On Friday 2012-04-13 14:25 (-0700), M.-A. Lemburg <m...@egenix.com> wrote:
Peter Eisentraut wrote:
I'm not sure I like making an explicit
function call for the colnames. I.e. I think sticking with the pep249
description attribute is a better solution, the API already exist so
clone that (when possible) in your new api.
I agree with Chris Clark here... doing so saves you complexity in the
dbapi layer you intend to write on top of the low level API.

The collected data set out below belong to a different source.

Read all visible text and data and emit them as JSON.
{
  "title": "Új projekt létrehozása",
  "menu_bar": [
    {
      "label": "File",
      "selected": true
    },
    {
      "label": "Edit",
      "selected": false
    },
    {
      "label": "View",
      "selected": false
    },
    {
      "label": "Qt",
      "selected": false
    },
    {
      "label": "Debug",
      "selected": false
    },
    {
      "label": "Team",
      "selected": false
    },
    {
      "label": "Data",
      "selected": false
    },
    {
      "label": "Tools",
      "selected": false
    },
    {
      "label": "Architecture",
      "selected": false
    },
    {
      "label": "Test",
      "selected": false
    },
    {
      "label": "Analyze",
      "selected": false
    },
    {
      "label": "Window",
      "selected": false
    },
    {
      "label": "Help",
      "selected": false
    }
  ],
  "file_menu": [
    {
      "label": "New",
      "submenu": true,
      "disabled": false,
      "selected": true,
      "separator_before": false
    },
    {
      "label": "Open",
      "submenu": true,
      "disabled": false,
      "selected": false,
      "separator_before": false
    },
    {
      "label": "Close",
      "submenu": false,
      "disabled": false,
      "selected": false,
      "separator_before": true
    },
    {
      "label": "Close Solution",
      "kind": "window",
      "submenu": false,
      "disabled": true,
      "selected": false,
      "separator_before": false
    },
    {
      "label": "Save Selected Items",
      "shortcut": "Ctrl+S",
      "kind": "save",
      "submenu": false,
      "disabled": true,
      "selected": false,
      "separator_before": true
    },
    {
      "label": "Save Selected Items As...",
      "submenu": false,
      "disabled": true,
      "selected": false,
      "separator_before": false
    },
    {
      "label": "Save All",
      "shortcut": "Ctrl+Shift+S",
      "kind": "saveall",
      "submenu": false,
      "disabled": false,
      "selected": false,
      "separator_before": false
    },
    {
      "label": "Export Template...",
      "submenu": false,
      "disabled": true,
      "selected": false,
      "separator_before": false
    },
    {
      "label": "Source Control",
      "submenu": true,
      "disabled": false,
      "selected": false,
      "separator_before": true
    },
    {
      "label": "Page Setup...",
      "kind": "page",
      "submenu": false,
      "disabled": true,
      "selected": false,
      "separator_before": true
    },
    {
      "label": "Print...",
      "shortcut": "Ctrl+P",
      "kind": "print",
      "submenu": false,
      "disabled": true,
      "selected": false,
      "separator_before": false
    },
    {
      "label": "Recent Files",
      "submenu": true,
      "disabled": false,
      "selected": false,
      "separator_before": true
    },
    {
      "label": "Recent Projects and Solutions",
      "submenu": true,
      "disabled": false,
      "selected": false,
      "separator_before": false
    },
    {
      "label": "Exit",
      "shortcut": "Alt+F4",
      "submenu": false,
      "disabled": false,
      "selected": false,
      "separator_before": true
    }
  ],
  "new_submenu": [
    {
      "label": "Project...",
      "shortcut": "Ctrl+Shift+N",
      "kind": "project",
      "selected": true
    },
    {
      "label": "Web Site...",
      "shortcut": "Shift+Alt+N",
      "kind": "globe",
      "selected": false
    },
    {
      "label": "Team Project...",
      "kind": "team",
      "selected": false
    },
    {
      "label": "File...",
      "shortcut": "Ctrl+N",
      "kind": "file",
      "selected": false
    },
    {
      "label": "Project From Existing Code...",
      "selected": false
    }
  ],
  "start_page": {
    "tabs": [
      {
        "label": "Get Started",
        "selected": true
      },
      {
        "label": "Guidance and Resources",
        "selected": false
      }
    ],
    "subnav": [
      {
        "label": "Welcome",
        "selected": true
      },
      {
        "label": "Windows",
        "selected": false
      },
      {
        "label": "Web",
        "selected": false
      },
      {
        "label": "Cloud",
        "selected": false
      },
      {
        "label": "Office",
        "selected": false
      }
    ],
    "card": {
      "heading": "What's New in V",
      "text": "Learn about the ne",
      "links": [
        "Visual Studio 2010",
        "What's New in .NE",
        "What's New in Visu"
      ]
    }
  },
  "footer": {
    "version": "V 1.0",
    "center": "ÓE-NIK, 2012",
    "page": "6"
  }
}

That would require populating this structure on every call, which would
be expensive for such a low-level API, or turning the attribute into a
fake function, which would be evil.  I think this is best left to the
plpydbapi layer on top of it.
Using properties you can do this on the fly and only when
needed. If you're writing the API in C, you can also create the
.description tuple on demand and only when needed. You can also
cache it in case you don't want to take the small extra hit
of having to recreate it every time.


That was what I had in mind.

This is slightly off topic for C but it illustrates why an "if true" is usually considered more Pythonic than an explicit "is [not] None" check (for attributes/objects at any rate, not function call results).

Consider:

   class MyClass():
        def __nonzero__(self):
            return False


   x = MyClass()
   if x:
        print 'x is true'
   else:
        print 'x is False'

the "if x" check is usually a inexpensive check. For more python magic methods, check out the excellent article http://www.rafekettler.com/magicmethods.html

I think I confused the issue by leaving the function call in the example when my comment suggested not doing that.